LA BIBLIOTHÈQUE RUSSE ET SLAVE

 LITTÉRATURE CROATE

 

 

Lavoslav Vukelić

1840 – 1879

 

 

 

 

RADE, LE HAJDUK

(Hajduk Rade)

 

 

 

1871

 

 

 

 

 

Traduction d’Anna-Catherine Toursky-Strebinger dans Nouvelles slaves, Paris, Louis Westhausser, 1886.

 

 

 

 

 

 

 


I

Des hajduks[1], il n’en manque guère dans les montagnes de la Lika, ou dans la Krbava[2], aux sites romantiques. L’un disparaît, en voici un autre. Au printemps, notre major eut la chance de réussir un fameux coup de filet. Tous les brigands furent pris, à l’exception d’un seul. Et c’étaient pour la plupart des bandits qui infestaient les forêts depuis dix ans, au moins ; toutefois, peu de temps s’écoula, et la bande fut au complet, plus terrible, plus dangereuse qu’elle ne l’avait jamais été.

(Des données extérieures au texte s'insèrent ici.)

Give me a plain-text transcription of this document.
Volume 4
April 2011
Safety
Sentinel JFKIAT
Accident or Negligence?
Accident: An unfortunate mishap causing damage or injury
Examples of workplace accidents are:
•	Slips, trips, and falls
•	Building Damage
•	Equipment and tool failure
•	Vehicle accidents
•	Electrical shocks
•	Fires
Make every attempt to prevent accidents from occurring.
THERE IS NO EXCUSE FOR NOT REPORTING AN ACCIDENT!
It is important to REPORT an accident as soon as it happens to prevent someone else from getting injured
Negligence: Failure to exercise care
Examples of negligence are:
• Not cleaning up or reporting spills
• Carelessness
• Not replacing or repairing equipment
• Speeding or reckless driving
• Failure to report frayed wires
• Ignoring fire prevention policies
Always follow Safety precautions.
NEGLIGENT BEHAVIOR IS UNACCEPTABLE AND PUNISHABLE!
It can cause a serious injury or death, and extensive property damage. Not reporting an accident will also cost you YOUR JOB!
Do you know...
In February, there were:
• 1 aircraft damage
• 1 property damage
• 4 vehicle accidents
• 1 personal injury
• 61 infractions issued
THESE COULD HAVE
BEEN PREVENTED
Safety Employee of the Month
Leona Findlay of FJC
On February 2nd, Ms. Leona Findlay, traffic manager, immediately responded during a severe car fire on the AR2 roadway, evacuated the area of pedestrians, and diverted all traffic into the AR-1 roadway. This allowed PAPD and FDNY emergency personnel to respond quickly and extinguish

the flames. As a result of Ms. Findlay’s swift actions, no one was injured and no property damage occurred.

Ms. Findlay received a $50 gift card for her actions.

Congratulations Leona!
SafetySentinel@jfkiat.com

Quelqu’un, par exemple, commet un crime, il redoute l’air fétide du cachot, ou peut-être même la connaissance de la fille du cordier[3] ; il s’enfuit dans les vertes forêts, déclare la guerre aux lois, et mène une existence aventureuse, pleine de dangers et de combats. Un autre n’a rien fait de semblable. C’est la dolama[4] seule, qui le tente, la dolama de couleur écarlate, les armes étincelantes. La passion de la liberté, aussi, l’amour des luttes et des aventures l’entraînent à la forêt, font de lui la terreur de ses ennemis et causent aux représentants de la loi, des nuits d’insomnie.

Mais aussi, c’est qu’il est beau, le costume des hajduks. La ječerma[5] couverte de galons d’argent, et sur ces galons, des boutons d’argent gros comme des timbales pour le vin. Sur la ječerma, ils portent le koporau[6] enrichi de nouveaux boutons scintillants. Leur tête est couverte d’un bonnet rouge, dont la pourpre disparaît presque sous des rangs serrés de sequins d’argent. Le gland de soie, flou, très long, caresse les épaules. La dimlija[7] enserre leurs jambes nerveuses, leurs pieds sont pris dans de larges opaukes[8], et tout cela brille, étincelle, sous un flot de monnaies d’argent. On en met partout, autant qu’on peut en coudre, en guirlandes scintillantes.

Quant à leur ceinture, c’est un véritable arsenal. Elle renferme, tout d’abord deux pistolets et des handzares[9] de différentes grandeurs. Les armes, l’orgueil du hajduk, sont enrichies de pierres précieuses, incrustées d’argent et d’or. Le long fusil est garni, au canon, et à la crosse de filigranes de fin argent, aux broderies délicates, ses courroies sont couvertes de sequins qui luisent comme un clair de lune.

II

On fit savoir au major, à la frontière, que le harambasa[10] des hajduks Rade Kantar, depuis cinq ans l’épouvante des Turcs, était passé sur nos terres. Le chef de la gendarmerie reçut l’ordre, aussitôt, de s’emparer de lui par tous les moyens possibles. La maison où le hajduk s’est arrêté pour sécher ses vêtements mouillés, est assiégée. Les fenêtres, les portes sont bloquées, et, quand tous les hommes sont à leur poste, on somme le hajduk de se rendre, sans merci.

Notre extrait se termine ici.